Don’t Inhale

I love my environmentally friendly, plastic-free, stainless steel coffee press. Makes good coffee, but you do have to deal with coffee grounds floating around in your cup. As a public service, I want to warn you that inhaling coffee grounds in a big breathy slurp is a serious irritant to your breathing apparatus. No slurping allowed.

Please leave a comment with your first 50 words on the topic “don’t inhale.”


Author: Virginia DeBolt

Writer and teacher who writes blogs about web education, writing practice, and pop culture.

8 thoughts on “Don’t Inhale”

  1. But then again, this leads me to think perhaps I should give up my coffee addiction? Perhaps despite the pretty environmentally friendly coffee maker and the certain “je ne sais quoi” charm it adds to my kitchen, I should consider my body’s dependence on caffeine as not “environmentally friendly” as far as my body is concerned? Something to ponder in my off hours, something to ponder.

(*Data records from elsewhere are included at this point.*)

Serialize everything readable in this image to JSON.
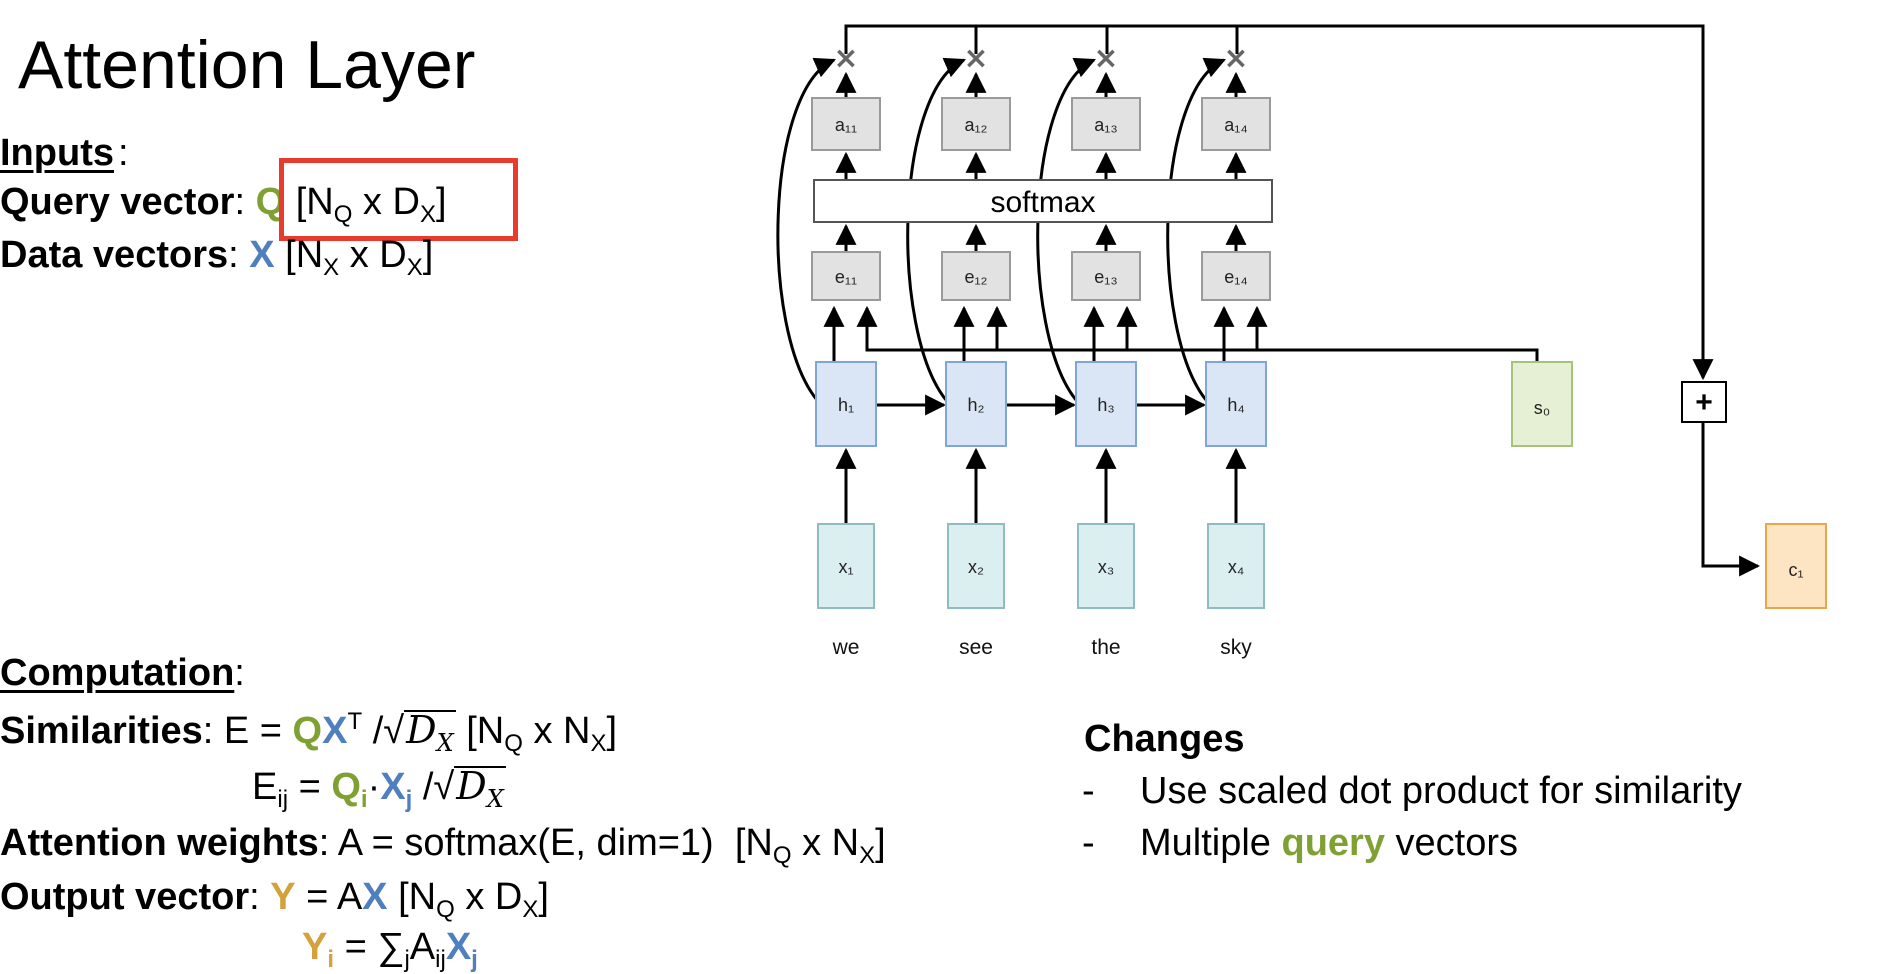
{
  "title": "Attention Layer",
  "inputs": {
    "heading": "Inputs",
    "query_label": "Query vector",
    "query_symbol": "Q",
    "query_shape_open": "[N",
    "query_shape_sub1": "Q",
    "query_shape_mid": " x D",
    "query_shape_sub2": "X",
    "query_shape_close": "]",
    "data_label": "Data vectors",
    "data_symbol": "X",
    "data_shape_open": "[N",
    "data_shape_sub1": "X",
    "data_shape_mid": " x D",
    "data_shape_sub2": "X",
    "data_shape_close": "]"
  },
  "computation": {
    "heading": "Computation",
    "similarities_label": "Similarities",
    "attention_label": "Attention weights",
    "attention_formula": "A = softmax(E, dim=1)",
    "output_label": "Output vector"
  },
  "changes": {
    "heading": "Changes",
    "item1": "Use scaled dot product for similarity",
    "item2_prefix": "Multiple ",
    "item2_highlight": "query",
    "item2_suffix": " vectors",
    "bullet": "-"
  },
  "diagram": {
    "words": [
      "we",
      "see",
      "the",
      "sky"
    ],
    "x_labels": [
      "x₁",
      "x₂",
      "x₃",
      "x₄"
    ],
    "h_labels": [
      "h₁",
      "h₂",
      "h₃",
      "h₄"
    ],
    "e_labels": [
      "e₁₁",
      "e₁₂",
      "e₁₃",
      "e₁₄"
    ],
    "a_labels": [
      "a₁₁",
      "a₁₂",
      "a₁₃",
      "a₁₄"
    ],
    "softmax_label": "softmax",
    "s_label": "s₀",
    "c_label": "c₁",
    "plus_label": "+",
    "times_label": "×",
    "colors": {
      "query_green": "#7fa134",
      "data_blue": "#4f7fbf",
      "output_gold": "#d4a23c",
      "highlight_red": "#e63b2e",
      "x_fill": "#dbeef0",
      "x_stroke": "#8fbcc2",
      "h_fill": "#dae6f5",
      "h_stroke": "#7ea6d6",
      "gray_fill": "#e2e2e2",
      "gray_stroke": "#9a9a9a",
      "s_fill": "#e6f0d4",
      "s_stroke": "#a5c47a",
      "c_fill": "#fde5c4",
      "c_stroke": "#e8a84a"
    }
  }
}
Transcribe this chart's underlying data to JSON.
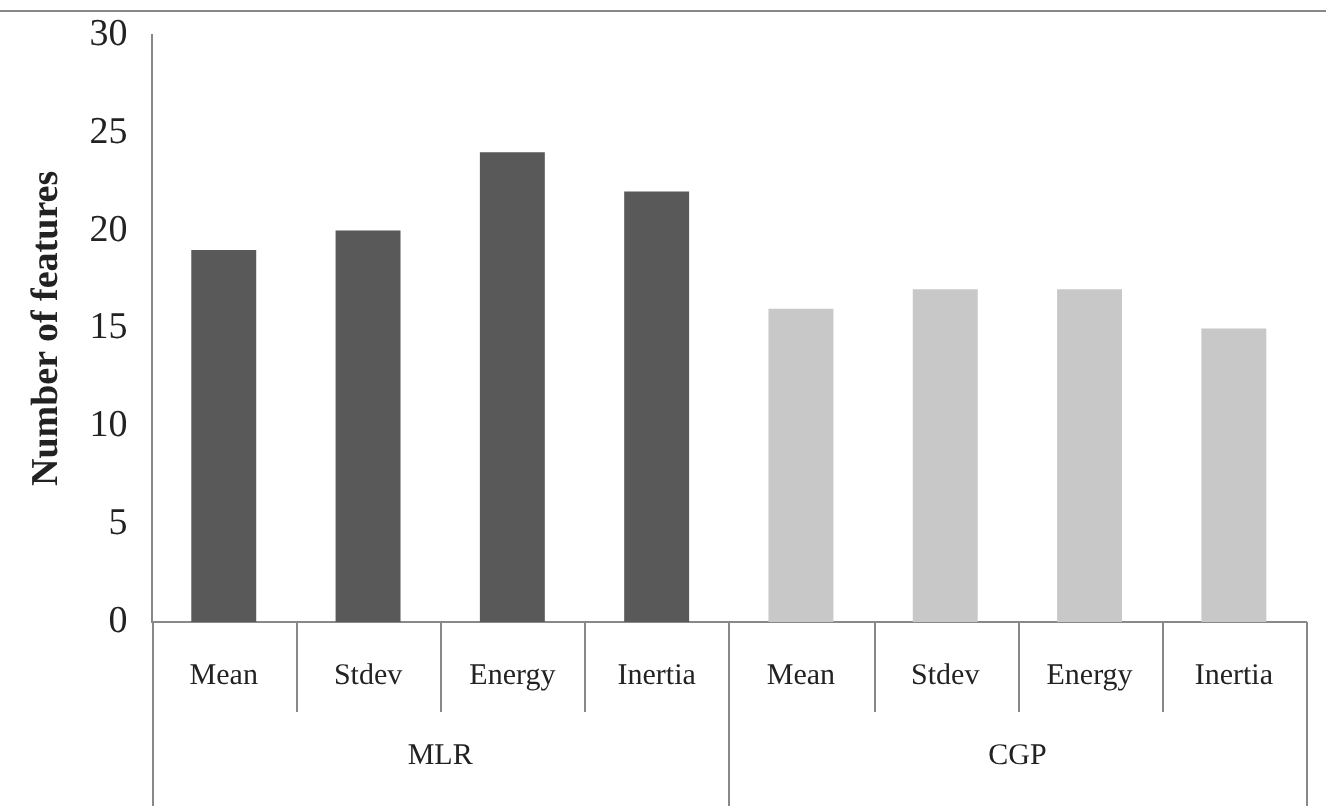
{
  "chart_data": {
    "type": "bar",
    "ylabel": "Number of features",
    "categories": [
      "Mean",
      "Stdev",
      "Energy",
      "Inertia",
      "Mean",
      "Stdev",
      "Energy",
      "Inertia"
    ],
    "values": [
      19,
      20,
      24,
      22,
      16,
      17,
      17,
      15
    ],
    "colors": [
      "#595959",
      "#595959",
      "#595959",
      "#595959",
      "#c8c8c8",
      "#c8c8c8",
      "#c8c8c8",
      "#c8c8c8"
    ],
    "annotations": [
      "MLR",
      "CGP"
    ],
    "ylim": [
      0,
      30
    ],
    "yticks": [
      0,
      5,
      10,
      15,
      20,
      25,
      30
    ],
    "grid": false,
    "legend": false
  }
}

  2. When passing through a war zone where the killing fields of total futile wars have been fought, the army issue all new recruits with the following order. Don’t inhale! The stench of unnecessary death is overpowering and very dangerous for the morale. Heroes are never overpowered by conscience~

  3. She wanted to start smoking, and she recruited the help of her roommate who had been doing it for awhile. The day she bought her first pack of cigarettes, the warning of her roommate kept resounding in her ears, “The first rule—don’t inhale the smoke too rapidly ’cause you’ll get dizzy.”

    Well, that was easier said than done. After her first attempt, she decided that smoking was not for her.

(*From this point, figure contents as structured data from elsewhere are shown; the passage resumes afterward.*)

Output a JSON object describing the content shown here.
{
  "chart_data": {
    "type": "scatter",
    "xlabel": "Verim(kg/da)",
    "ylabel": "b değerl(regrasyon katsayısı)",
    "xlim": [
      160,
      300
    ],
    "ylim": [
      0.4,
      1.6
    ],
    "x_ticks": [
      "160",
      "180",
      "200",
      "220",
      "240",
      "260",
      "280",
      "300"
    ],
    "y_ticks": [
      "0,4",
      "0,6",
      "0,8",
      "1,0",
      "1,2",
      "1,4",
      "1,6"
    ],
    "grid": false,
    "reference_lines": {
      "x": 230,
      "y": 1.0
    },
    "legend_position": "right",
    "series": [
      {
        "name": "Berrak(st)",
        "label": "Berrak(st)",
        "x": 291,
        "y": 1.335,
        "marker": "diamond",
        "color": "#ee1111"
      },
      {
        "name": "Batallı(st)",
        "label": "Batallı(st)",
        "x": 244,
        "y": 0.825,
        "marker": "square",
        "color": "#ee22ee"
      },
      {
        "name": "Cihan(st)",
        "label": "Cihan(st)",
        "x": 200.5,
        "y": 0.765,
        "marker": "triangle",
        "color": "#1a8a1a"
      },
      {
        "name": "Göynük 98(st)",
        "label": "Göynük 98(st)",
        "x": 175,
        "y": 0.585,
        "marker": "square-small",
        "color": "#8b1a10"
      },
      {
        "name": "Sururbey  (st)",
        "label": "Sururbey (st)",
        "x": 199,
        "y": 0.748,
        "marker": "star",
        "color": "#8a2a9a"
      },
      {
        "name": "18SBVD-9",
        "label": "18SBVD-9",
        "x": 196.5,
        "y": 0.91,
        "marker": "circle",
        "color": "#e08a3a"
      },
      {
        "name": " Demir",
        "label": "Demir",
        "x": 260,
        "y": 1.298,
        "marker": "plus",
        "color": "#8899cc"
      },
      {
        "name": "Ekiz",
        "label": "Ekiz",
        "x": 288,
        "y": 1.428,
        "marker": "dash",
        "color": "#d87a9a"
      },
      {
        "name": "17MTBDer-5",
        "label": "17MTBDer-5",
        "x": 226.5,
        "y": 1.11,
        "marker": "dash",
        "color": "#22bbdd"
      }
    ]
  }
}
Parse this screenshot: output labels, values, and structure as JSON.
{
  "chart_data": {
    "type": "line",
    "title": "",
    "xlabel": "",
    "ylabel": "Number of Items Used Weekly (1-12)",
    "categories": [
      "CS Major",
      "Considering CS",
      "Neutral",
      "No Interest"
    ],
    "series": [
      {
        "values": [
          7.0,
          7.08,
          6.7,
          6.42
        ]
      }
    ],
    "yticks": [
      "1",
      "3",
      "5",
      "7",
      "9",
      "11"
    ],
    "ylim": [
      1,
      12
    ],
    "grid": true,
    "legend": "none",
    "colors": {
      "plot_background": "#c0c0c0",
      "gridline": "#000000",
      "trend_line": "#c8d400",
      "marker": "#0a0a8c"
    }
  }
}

  4. I hate dentists, and I hate having to sit in that chair with all scary, shining, steel instruments, laid out neatly in a tray to your side. Last week was my last feeble attempt at preserving a rotten tooth, or whatever was left of it , via a process called root canal treatment. In the end, some loose ends of the filling needed cauterisation, and the dentist ordered,” take a deep breath now , ma’am and don’t inhale.Breathe out “. Being clumsier than my normal self, I ended up inhaling some of the smoke. And boy, did it burn my throat!! Wonder how smokers inhale all that smoke……………..

  5. “Don’t inhale” I heard and a bomb exploded right beside me. Everyone was running so I started running myself as well before I understand what was happening. And I still can’t to be honest. I think I did inhale a bit of that thing because I remember a funny smell and people laughing out loud. LOL.

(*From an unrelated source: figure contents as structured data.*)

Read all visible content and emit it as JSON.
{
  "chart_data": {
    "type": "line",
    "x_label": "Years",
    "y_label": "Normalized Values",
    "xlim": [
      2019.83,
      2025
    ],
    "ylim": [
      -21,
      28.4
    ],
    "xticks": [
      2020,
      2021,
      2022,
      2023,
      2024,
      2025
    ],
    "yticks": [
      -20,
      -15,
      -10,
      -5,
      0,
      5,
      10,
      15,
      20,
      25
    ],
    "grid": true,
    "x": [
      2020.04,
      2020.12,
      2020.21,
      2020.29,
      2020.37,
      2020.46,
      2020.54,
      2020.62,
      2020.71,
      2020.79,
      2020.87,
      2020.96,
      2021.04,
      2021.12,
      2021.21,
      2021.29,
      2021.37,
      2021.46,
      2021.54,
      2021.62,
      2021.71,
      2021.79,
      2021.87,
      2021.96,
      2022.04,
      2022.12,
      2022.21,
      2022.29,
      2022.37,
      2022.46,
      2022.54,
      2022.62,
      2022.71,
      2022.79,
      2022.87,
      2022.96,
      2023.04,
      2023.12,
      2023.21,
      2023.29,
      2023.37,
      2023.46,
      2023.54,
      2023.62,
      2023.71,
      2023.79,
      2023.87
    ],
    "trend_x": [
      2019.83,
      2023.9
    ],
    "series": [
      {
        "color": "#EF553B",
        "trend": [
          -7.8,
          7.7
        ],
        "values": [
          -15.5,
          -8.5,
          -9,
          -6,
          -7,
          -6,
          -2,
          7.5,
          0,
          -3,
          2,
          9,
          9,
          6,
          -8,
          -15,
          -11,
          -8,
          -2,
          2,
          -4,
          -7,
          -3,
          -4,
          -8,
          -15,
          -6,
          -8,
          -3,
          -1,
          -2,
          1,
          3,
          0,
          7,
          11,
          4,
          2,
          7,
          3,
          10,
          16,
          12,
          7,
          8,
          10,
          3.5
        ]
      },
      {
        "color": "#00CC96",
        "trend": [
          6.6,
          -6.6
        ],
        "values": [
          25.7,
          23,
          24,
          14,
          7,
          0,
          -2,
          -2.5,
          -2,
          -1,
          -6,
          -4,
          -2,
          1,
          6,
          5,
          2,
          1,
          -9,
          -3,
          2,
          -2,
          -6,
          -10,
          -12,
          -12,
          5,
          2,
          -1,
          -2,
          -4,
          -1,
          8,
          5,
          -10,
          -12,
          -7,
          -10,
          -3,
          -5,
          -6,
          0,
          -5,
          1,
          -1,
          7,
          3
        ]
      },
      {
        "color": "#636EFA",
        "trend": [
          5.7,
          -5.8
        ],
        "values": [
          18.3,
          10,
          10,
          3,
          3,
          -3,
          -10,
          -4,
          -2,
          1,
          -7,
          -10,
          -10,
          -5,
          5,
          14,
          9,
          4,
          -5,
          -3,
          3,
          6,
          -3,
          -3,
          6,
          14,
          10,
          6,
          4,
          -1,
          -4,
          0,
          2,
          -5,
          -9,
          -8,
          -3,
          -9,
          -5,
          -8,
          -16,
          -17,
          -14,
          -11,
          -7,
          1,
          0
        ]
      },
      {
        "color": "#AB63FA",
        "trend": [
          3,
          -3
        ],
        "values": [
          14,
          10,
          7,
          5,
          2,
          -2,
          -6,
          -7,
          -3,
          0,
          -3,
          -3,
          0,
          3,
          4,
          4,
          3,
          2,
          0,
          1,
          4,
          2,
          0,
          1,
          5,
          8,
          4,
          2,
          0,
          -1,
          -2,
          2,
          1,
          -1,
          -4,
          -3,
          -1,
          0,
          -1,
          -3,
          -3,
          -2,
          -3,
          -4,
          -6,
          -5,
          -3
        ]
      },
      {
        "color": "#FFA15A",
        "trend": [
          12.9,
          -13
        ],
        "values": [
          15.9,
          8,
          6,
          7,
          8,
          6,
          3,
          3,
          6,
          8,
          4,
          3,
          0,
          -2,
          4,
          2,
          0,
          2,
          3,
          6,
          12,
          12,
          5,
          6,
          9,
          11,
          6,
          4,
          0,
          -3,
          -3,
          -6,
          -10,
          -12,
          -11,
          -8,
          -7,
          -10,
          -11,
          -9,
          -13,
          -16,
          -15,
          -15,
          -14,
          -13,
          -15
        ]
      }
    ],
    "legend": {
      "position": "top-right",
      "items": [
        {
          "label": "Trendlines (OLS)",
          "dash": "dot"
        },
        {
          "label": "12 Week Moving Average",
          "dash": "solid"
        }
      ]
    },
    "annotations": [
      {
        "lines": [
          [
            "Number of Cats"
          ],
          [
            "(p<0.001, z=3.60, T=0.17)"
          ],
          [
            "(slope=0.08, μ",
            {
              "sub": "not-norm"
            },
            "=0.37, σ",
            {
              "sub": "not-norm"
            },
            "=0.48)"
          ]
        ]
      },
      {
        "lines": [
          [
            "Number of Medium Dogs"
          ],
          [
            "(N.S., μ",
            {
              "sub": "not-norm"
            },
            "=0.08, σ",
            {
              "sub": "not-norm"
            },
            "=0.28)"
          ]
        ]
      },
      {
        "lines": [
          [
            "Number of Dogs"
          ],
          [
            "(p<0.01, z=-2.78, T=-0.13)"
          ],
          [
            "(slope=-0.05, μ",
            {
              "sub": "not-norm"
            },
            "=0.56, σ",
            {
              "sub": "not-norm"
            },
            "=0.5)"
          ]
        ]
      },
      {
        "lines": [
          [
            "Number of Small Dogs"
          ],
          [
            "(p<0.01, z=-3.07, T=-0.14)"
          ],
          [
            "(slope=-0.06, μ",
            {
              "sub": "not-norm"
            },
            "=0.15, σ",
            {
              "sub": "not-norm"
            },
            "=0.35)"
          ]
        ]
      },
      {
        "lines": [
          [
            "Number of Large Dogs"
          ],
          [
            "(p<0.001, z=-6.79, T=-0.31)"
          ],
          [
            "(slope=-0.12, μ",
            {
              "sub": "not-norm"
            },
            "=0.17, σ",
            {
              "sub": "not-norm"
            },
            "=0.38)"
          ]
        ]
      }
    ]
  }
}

  6. “Don’t inhale.” He said without looking back. Astonished at that particular statement, Marquis asked him what exactly he meant by that. “BREATHE, man! I mean BREATHE! Don’t be a smartass.” Desmond finally looked back, it was obvious he was trying to contain his annoyance and collect his thoughts. “Look, dude, the atmospheric readings is tellin’ us that O2 levels are very low, nitrogen levels are non-existent and chlorine’s extremely high. You go out there without that high-tech scuba gear over there an’ your lungs will burn.” Marquis tried to make it look like he understood the gravity of the situation but it was clear to Desmond that he did not, “Marq, that may look like earth out there but it’s not. You gotta understand that fully before anybody trusts you with their lives. You can’t act like the big man now, you actually gotta be the big man, OK?”